Question

The dimensions of a closed rectangular box are measured as 60 centimeters, 60 centimeters, and 90 centimeters, respectively, with the error in each measurement at most .2 centimeters. Use differentials to estimate the maximum error in calculating the surface area of the box.

Answer 1

The maximum error in calculating the surface area of the box is
`168\:cm^2`

Explanation:

The differential df of a function
`f=f(x,y,z)` is related to the differentials dx, dy, and dz by

`\begin{equation*}df = f_x(x_0,y_0,z_0) dx + f_y(x_0,y_0,z_0)dy+f_z(x_0,y_0,z_0)dz\end{equation*}`

We can use this relationship to approximate small changes in f that result from small changes in x, y and z.

Let the dimensions of the box be
`l`,
`w`, and
`h` for length, width, and height, respectively.

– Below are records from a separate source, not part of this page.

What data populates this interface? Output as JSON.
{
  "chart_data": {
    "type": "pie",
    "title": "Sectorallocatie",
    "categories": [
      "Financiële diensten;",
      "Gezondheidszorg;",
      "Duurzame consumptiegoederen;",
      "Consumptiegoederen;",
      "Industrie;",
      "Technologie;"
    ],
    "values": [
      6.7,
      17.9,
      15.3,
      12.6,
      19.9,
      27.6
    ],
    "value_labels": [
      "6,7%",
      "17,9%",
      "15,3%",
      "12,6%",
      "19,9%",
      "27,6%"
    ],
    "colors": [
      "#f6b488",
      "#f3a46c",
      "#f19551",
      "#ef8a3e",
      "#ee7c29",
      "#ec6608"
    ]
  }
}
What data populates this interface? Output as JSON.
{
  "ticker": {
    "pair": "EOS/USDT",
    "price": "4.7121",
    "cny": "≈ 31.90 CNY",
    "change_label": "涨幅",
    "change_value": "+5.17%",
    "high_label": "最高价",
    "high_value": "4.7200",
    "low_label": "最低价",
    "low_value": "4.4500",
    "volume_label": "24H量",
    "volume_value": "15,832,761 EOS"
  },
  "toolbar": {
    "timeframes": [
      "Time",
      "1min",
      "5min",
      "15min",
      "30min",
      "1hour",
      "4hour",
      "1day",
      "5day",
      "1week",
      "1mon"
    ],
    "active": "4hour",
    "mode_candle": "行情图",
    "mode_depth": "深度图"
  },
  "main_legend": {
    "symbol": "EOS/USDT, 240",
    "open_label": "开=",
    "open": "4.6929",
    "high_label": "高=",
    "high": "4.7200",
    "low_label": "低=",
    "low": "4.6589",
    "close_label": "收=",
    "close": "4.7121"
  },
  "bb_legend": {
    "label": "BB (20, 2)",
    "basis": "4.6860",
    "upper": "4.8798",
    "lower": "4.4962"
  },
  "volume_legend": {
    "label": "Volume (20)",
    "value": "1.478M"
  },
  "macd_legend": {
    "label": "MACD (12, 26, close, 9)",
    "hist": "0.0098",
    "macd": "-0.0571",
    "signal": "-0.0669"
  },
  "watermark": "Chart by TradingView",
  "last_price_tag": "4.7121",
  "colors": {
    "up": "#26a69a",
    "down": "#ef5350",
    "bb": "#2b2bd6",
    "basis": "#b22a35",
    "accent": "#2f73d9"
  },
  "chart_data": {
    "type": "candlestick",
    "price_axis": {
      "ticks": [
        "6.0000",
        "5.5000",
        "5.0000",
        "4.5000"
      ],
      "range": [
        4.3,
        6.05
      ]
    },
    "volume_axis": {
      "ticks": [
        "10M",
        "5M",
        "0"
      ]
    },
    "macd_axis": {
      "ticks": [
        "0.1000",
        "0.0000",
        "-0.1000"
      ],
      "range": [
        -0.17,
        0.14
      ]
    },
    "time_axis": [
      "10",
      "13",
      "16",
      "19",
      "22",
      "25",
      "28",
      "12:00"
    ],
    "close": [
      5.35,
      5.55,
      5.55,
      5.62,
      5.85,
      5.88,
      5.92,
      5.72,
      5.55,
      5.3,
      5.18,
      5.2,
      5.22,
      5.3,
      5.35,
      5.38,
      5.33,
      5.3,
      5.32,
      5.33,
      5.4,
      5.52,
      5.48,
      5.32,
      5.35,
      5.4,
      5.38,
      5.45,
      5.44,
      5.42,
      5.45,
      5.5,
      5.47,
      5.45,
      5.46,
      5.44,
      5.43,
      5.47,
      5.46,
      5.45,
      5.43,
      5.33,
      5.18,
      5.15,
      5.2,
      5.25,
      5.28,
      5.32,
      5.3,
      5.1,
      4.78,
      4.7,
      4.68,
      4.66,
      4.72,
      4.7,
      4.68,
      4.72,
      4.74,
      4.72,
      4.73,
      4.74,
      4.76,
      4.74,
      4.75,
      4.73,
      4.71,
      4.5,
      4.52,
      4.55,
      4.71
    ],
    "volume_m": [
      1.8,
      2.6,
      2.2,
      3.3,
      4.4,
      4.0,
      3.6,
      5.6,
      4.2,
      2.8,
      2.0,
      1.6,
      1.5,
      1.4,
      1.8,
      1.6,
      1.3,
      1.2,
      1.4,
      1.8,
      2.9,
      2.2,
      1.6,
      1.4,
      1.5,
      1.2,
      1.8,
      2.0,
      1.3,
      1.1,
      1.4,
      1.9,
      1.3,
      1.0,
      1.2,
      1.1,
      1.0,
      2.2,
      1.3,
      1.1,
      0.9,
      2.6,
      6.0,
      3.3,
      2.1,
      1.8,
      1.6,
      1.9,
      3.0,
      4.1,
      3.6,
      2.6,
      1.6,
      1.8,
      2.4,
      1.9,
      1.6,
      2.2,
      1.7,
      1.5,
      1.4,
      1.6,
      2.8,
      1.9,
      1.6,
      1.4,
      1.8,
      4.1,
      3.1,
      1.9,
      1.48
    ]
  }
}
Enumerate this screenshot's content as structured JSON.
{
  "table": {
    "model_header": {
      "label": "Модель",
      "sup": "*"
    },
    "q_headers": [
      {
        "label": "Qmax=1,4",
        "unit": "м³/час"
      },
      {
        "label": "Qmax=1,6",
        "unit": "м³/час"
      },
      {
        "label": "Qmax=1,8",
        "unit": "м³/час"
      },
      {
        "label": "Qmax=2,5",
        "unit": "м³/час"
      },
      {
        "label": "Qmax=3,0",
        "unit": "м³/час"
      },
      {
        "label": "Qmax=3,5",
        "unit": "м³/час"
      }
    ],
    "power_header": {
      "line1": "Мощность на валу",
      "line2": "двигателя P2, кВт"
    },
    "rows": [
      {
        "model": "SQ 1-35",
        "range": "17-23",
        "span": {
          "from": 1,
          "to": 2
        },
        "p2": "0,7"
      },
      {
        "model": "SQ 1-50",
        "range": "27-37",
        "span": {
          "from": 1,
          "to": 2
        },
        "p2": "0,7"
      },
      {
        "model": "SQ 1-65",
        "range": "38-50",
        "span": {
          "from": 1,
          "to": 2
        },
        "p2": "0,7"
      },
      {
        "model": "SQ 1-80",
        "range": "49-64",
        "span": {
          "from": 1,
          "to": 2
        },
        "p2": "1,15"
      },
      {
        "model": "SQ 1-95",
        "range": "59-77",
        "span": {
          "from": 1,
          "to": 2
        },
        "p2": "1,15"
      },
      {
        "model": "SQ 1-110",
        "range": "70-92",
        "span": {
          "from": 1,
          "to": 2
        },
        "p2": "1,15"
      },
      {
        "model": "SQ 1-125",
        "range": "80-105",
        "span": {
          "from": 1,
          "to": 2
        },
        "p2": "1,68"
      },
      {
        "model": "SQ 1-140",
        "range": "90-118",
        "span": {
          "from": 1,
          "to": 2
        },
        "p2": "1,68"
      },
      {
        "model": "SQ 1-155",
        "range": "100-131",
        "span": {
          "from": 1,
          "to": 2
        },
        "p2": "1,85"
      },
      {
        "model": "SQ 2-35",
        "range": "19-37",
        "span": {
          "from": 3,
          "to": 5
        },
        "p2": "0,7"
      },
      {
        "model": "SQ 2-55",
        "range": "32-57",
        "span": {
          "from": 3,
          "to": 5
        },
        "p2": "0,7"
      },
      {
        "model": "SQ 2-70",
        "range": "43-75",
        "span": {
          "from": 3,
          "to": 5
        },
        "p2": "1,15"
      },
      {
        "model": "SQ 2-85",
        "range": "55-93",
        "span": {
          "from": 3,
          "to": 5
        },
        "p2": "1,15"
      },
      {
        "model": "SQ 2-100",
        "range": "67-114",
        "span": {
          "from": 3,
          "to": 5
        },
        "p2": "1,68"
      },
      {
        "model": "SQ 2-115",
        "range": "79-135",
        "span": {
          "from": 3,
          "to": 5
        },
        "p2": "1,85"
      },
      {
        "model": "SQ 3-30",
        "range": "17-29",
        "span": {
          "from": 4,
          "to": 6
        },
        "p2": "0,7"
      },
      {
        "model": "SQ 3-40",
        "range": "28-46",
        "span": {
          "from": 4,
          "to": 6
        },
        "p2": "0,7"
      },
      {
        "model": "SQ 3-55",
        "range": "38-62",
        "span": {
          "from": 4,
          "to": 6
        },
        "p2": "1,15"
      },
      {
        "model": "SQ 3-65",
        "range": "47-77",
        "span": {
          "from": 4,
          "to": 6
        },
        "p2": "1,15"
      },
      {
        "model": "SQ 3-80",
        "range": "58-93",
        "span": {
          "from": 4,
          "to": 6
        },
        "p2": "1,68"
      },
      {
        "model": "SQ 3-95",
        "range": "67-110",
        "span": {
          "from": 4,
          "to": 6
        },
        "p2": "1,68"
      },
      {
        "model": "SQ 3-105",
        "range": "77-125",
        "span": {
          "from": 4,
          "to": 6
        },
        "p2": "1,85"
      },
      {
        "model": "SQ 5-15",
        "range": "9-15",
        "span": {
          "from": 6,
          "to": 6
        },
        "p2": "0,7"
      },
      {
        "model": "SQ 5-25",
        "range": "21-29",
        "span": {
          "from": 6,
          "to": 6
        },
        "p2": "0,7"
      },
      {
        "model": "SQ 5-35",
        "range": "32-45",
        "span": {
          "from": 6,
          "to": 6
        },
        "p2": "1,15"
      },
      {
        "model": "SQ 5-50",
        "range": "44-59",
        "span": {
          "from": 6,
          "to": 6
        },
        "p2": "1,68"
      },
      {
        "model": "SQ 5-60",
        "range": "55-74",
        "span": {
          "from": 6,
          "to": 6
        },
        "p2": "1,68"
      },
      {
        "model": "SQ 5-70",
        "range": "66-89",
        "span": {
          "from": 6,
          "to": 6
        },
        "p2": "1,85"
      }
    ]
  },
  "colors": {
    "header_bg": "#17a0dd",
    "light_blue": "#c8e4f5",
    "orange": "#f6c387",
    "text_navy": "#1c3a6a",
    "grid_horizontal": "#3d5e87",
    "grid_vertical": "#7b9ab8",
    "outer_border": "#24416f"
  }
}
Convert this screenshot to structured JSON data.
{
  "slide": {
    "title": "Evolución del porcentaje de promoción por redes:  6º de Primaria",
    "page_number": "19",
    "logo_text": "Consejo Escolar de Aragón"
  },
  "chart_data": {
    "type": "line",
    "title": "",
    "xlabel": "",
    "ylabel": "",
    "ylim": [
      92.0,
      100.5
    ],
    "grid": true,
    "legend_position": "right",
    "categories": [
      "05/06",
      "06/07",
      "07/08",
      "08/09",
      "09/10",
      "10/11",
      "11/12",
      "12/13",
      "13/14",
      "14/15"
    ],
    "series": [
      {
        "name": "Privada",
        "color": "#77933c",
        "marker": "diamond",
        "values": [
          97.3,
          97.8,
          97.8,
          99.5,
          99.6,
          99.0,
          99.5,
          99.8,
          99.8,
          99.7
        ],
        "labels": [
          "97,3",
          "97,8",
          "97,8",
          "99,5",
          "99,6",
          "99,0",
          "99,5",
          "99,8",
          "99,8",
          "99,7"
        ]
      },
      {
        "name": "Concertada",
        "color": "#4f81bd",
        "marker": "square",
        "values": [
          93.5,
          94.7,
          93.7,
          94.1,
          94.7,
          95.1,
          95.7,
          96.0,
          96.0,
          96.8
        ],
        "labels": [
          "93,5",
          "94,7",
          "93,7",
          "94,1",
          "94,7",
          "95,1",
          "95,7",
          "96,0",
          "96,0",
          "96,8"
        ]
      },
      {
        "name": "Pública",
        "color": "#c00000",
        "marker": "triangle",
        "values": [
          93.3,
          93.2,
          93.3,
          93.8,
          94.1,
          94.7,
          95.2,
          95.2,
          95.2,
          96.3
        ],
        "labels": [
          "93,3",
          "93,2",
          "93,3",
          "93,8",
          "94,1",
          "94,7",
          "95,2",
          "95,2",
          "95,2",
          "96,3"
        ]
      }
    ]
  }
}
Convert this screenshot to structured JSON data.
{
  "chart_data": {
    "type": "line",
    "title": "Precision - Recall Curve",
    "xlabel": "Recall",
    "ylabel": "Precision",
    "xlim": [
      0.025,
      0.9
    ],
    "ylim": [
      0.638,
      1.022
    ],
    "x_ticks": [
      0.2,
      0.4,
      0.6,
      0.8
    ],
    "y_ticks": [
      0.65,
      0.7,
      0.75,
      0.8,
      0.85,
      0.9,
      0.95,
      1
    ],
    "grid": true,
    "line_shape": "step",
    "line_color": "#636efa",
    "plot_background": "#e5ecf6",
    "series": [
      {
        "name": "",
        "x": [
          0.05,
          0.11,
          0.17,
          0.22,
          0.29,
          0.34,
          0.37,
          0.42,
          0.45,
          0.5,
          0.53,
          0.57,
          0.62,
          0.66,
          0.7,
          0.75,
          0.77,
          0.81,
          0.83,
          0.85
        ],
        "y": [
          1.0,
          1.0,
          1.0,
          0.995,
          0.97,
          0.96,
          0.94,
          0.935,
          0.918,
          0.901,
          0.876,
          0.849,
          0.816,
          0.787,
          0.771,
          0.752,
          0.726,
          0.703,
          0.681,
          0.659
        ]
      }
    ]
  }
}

The surface area of a box is the total area of each side and is given by

`S=2(lw+wh+lh)`

The change in area can be written as:

`\Delta S\approx dS = (\partial S)/(\partial l) dl+(\partial S)/(\partial w) dw+(\partial S)/(\partial h) dh`

From the information given the partial derivatives are evaluated at
`l =60`,
`w=60`, and
`h=90`, and
`dl=dw=dh=0.2`.

The partial derivatives are

`(dS)/(dl)=2(w+h)=2(60+90)=300\\\\(dS)/(dw)=2(l+h)=2(60+90)=300\\\\(dS)/(dh)=2(l+w)=2(60+60)=240`

Substituting these in for
`dS`,

`dS = 300\cdot 0.2+300\cdot 0.2+240\cdot 0.2\\\\dS=2\cdot \:300\cdot \:0.2+240\cdot \:0.2\\\\dS=120+48=168`

Thus, the maximum error in calculating the surface area of the box is
`168\:cm^2`